--- In ANEfirstname.lastname@example.org
, Graham Hagens <rgrahamh@...> wrote:
> Stuart Manning: WHY RADIOCARBON DATING 1200 BCE
> IS DIFFICULT: A SIDELIGHT ON DATING THE END OF THE LATE BRONZE AGE
AND THE CONTRARIAN CONTRIBUTION
> Scripta Mediterranea 27-28 (2006-2007) 53--80
> It is available on the web.
> I am the Contrarian referred to in the title
> Graham Hagens
> From: zmbq <itay@...>
> Subject: [ANE-2] Re: Qayafa chronology and palaeography
> To: ANEemail@example.com
> Date: Saturday, April 25, 2009, 4:22 PM
> I will check your Radiocarbon article to for more information, as
well.

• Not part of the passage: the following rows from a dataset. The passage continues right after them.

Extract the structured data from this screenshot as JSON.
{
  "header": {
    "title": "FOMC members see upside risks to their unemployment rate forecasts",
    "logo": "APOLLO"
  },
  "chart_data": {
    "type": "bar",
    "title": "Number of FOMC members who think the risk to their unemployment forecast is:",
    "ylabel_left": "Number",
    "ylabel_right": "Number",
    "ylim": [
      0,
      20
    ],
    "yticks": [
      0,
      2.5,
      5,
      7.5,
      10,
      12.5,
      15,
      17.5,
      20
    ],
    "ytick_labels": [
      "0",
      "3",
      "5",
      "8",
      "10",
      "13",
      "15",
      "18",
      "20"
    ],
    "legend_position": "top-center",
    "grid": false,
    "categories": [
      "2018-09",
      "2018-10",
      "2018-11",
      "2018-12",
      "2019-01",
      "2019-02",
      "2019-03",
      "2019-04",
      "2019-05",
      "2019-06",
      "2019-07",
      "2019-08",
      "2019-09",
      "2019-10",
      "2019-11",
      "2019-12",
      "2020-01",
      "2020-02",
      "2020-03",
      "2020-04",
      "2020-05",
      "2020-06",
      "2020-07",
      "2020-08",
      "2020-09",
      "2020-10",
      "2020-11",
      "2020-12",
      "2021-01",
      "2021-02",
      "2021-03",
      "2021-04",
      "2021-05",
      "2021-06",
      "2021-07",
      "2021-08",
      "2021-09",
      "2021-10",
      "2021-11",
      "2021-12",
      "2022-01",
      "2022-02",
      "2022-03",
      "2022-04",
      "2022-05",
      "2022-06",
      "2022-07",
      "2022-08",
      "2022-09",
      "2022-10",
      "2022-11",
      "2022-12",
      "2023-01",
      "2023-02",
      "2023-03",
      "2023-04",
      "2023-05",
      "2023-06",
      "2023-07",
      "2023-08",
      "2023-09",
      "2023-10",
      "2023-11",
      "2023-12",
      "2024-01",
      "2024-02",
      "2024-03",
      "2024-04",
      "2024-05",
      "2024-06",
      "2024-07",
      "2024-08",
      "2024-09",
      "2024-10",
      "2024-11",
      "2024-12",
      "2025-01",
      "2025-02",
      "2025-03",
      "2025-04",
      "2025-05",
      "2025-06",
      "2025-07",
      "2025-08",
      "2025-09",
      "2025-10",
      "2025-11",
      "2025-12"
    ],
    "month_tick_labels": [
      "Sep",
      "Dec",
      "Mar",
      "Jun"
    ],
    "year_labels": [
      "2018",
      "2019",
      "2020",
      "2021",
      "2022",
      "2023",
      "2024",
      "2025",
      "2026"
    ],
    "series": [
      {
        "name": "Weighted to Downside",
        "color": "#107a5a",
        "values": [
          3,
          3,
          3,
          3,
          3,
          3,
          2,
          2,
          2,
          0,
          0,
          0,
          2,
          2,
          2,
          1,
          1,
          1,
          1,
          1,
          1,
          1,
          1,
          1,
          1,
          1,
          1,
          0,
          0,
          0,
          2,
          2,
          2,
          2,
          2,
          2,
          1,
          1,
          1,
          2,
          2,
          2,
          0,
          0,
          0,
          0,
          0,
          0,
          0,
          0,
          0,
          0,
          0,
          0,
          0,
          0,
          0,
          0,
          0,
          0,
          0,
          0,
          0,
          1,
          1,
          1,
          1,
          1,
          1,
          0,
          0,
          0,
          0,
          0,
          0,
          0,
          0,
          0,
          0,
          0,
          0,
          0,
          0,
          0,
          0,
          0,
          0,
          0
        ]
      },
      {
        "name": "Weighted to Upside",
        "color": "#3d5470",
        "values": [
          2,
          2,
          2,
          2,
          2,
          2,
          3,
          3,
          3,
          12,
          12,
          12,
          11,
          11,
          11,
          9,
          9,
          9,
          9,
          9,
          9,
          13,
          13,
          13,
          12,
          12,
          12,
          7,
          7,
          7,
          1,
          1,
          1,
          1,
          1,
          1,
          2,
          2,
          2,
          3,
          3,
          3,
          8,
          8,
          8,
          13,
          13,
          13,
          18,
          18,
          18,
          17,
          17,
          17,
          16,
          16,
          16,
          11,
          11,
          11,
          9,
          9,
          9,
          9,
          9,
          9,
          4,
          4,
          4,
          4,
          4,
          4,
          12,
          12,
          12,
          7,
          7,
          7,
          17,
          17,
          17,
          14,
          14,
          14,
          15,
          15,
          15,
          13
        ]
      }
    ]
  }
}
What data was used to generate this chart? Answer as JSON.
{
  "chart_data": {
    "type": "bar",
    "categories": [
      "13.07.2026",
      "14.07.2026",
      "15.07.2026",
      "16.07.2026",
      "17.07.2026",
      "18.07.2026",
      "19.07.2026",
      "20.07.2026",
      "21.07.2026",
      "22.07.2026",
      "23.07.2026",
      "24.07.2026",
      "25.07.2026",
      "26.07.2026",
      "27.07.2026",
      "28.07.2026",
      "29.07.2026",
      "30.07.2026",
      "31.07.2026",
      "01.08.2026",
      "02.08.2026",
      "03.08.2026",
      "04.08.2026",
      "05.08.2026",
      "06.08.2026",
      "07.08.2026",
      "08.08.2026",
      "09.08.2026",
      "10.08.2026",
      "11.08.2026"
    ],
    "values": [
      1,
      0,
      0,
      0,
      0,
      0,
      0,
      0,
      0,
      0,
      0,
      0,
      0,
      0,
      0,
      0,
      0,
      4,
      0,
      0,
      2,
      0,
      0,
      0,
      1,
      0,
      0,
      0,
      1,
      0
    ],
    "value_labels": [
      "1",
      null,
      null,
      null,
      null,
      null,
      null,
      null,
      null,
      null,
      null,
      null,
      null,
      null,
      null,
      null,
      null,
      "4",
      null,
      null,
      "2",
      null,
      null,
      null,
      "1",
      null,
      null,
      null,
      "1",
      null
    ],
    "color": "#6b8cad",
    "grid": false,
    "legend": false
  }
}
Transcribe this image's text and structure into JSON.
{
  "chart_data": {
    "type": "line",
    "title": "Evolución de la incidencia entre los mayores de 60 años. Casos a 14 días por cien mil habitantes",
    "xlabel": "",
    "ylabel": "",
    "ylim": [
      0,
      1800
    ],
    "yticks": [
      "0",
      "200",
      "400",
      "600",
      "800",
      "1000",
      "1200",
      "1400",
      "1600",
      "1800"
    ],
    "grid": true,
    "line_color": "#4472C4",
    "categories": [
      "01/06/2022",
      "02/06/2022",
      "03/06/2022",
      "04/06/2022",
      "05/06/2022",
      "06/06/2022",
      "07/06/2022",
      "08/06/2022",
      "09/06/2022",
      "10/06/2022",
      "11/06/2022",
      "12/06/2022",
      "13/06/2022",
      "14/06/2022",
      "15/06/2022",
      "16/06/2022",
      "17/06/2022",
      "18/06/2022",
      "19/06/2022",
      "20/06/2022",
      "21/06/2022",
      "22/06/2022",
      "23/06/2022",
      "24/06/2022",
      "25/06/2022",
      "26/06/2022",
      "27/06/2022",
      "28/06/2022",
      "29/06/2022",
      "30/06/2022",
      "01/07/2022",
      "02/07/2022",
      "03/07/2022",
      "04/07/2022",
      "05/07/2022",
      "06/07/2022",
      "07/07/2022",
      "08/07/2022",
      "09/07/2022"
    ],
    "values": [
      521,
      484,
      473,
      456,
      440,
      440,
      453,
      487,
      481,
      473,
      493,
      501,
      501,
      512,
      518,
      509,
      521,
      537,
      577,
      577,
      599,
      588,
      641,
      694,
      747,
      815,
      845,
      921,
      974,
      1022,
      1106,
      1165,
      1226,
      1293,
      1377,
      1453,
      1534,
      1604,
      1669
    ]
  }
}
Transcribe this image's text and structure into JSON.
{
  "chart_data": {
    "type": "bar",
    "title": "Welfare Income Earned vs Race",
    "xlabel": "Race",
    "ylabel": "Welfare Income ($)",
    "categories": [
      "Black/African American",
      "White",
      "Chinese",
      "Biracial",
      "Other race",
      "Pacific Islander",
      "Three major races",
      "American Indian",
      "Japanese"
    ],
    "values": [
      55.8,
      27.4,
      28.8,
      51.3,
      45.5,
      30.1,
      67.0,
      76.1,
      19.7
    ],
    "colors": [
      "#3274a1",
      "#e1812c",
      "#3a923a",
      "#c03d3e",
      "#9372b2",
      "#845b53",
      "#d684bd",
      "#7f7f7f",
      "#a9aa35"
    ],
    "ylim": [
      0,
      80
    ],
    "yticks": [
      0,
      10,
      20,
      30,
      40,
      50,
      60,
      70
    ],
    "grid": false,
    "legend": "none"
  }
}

If you can provide me with a reference to Manning's challenge
I would appreciate it.
> Itay Zandbank
we read (p. 54):
<< Radiocarbon analysis of archaeological sites is necessarily a
holistic study. This paper employs as its example the impossibility
of narrowly/successfully dating a context of 1200 BCE by single‑case
(or single set) radiocarbon dating. Such a context can only be
successfully dated unambiguously and with precision via a sequence
analysis. At the same time, the contrarian attack nicely forces
clarification of the situation and so serves us well, since it makes
the case it seeks to attack clearer and stronger in the long run. >>
It's interesting to note that the high and low schools in Palestine
Iron Age chronology (Mazar and Bronk Ramsey vs. Sharon and Gilboa)
arrive at their resp. positions by analysis of basically the same
raw 14C dates.
[I think the Radiocarbon article by Mazar and Bronk Ramsey (Vol.
50:2 pp. 159-180; August 2008) is not yet available on the web.]